In einer abgelegenen Bergregion unterziehen sich junge Männer einem traditionellen Beschneidungsritual. Ihnen werden Mentoren zur Seite gestellt, die ihnen das notwendige Wissen, wie ein Mann sich in der Gesellschaft zu verhalten hat, weitergeben. Als Mentoren treffen sich hier Xolani und der verheiratete Vija jedes Jahr. Ihre Beziehung zueinander droht durch den jungen Kwanda aufgedeckt zu werden. Mehr als ein Film über Homosexualität in Südafrika ist INXEBA eine tragische Liebesgeschichte.

NOTHINGWOOD

Documentaire de Sonia Kronlund
(Afghanistan/France, 2017, 85 min, VOf)

8 octobre 2017

A une centaine de kilomètres de Kaboul, Salim Shaheen, l’acteur-réalisateur-producteur le plus populaire et prolifique d’Afghanistan, est venu projeter quelques-uns de ses 110 films et tourner le 111ème au passage. Ce voyage dans lequel il a entraîné sa bande de comédiens, tous plus excentriques et incontrôlables les uns que les autres, est l’occasion de faire la connaissance de cet amoureux du cinéma, qui fabrique sans relâche des films de série Z dans un pays en guerre depuis plus de trente ans.
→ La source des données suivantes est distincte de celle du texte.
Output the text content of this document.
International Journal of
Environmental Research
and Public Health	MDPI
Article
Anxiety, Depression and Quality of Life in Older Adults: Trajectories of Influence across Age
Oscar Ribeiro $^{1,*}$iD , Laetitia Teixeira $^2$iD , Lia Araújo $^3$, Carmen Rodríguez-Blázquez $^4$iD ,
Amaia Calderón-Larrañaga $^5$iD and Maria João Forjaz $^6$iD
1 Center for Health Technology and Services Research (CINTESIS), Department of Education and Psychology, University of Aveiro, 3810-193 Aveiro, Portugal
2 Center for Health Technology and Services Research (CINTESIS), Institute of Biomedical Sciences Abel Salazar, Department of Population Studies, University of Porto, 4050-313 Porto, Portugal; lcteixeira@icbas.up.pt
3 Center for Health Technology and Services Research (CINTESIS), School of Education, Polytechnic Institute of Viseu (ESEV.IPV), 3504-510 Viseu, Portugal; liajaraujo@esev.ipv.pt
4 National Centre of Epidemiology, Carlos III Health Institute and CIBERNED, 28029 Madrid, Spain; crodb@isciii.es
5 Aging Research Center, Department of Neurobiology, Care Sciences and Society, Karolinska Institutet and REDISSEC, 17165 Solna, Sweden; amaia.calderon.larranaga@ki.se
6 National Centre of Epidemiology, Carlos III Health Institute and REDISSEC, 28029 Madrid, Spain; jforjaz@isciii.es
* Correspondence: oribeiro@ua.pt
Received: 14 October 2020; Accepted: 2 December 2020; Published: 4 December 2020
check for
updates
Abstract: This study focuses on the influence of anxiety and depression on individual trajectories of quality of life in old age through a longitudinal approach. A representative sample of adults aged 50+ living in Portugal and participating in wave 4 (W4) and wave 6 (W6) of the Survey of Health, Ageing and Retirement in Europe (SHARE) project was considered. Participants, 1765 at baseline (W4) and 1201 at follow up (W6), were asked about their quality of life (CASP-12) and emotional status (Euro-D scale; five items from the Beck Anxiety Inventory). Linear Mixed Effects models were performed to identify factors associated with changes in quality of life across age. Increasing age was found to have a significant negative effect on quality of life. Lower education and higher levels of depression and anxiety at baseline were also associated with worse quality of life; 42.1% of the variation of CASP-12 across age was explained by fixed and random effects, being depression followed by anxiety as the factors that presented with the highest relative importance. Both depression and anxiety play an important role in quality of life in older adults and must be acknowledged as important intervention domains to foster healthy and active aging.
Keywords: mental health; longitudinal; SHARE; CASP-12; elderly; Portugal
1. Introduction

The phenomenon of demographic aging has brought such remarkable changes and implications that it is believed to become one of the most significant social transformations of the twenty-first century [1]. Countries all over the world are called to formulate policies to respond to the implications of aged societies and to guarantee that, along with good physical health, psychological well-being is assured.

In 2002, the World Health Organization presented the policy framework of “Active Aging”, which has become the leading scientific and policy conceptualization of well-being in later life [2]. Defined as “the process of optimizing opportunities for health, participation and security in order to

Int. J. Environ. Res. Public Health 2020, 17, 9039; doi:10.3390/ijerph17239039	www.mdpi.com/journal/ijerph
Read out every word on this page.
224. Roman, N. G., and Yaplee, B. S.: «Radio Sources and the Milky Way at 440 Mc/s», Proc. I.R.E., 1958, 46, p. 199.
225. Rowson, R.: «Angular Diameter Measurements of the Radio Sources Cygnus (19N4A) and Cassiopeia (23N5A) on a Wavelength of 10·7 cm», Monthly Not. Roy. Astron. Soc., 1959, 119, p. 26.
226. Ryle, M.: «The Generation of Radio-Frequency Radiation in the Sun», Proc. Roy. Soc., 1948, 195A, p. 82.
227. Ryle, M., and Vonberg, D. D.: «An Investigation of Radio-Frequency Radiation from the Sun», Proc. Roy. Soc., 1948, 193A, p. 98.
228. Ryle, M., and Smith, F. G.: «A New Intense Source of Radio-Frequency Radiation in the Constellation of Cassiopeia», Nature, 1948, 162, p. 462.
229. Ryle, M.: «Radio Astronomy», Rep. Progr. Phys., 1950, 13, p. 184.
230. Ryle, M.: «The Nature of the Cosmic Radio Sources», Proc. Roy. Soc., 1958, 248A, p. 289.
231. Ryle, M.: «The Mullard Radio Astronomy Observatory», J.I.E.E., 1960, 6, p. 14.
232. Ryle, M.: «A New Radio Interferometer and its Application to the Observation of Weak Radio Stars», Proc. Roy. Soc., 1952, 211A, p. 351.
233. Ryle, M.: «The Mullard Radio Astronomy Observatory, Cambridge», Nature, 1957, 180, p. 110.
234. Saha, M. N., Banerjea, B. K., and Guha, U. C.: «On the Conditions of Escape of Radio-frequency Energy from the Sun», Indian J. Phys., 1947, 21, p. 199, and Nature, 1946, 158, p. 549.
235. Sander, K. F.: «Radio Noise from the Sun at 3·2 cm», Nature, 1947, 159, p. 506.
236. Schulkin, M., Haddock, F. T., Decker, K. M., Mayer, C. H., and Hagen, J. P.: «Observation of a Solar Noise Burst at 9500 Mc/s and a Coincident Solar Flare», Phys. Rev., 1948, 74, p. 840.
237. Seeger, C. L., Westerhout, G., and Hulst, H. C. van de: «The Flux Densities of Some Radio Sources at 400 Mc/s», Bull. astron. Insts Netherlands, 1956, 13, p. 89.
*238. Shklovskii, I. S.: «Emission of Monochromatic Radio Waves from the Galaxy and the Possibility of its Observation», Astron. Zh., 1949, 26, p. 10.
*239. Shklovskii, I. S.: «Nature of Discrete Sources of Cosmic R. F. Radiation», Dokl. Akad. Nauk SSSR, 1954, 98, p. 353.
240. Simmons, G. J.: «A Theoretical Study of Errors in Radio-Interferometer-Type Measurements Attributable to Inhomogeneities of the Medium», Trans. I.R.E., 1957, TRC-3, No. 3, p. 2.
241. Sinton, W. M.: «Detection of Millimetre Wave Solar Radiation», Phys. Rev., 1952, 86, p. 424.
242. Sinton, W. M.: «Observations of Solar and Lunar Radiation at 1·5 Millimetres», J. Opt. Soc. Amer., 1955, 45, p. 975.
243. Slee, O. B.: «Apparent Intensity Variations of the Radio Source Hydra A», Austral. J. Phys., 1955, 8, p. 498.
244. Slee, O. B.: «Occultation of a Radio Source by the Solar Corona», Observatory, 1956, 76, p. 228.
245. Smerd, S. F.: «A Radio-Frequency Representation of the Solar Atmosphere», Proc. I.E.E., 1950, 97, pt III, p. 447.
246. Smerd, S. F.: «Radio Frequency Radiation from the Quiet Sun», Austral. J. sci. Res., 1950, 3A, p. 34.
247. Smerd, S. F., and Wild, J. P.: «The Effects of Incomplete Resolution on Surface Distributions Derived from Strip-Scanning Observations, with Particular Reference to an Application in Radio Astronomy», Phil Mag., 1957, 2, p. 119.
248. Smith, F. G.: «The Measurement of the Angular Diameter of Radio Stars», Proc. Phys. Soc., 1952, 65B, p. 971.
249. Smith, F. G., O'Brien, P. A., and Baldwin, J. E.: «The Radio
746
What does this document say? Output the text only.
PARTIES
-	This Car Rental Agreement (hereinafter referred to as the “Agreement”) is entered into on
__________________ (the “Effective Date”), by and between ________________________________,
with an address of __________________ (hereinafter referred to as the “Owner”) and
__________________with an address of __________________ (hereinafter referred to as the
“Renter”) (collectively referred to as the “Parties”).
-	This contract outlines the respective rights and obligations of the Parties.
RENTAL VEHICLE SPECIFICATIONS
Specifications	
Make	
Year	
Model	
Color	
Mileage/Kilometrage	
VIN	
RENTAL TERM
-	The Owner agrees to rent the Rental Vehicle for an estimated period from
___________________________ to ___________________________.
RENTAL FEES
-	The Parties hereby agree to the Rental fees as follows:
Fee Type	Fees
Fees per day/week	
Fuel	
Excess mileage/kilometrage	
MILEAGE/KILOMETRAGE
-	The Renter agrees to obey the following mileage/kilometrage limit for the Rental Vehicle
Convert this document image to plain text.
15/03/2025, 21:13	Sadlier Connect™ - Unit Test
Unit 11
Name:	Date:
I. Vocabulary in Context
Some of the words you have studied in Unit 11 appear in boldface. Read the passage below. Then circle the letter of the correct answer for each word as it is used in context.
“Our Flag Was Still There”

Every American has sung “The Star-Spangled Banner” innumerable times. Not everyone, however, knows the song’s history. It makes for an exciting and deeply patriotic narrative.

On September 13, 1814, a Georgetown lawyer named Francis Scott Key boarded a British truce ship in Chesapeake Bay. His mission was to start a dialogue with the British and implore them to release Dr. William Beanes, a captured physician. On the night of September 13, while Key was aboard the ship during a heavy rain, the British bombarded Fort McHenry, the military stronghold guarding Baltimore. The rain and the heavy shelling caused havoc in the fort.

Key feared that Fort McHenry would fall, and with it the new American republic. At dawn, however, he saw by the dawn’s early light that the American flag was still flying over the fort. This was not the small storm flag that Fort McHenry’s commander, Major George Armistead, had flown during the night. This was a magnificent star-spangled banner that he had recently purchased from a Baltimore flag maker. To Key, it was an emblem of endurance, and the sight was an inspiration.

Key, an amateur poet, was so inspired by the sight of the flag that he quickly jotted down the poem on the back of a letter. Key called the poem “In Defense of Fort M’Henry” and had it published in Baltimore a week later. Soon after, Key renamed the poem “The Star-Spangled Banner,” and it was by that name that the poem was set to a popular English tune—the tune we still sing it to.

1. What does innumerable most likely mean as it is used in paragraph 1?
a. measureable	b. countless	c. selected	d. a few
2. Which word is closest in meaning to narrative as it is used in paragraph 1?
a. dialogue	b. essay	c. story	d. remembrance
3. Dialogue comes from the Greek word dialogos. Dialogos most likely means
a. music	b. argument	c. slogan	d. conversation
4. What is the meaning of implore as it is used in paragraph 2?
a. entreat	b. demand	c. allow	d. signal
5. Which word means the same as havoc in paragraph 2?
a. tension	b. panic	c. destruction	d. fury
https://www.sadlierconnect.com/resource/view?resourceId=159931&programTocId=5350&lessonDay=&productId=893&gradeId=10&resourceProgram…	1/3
Rund 100 Kilometer von Kabul entfernt zeigt der berühmte afghanische Schauspieler, Regisseur und Produzent Salim Shaheen ein paar von seinen bisher 110 Filmen und will gleichzeitig seinen 111. drehen. Diese Reise, auf die er seinen Trupp von Schauspielern mitnimmt – einer exzentrischer als der andere – bietet die Möglichkeit, die Bekanntschaft dieses Kinoliebhabers zu machen, der unablässig Trashfilme in einem vom Krieg gezeichneten Land herstellt. Ein überraschendes Bild von Afghanistan erwartet uns!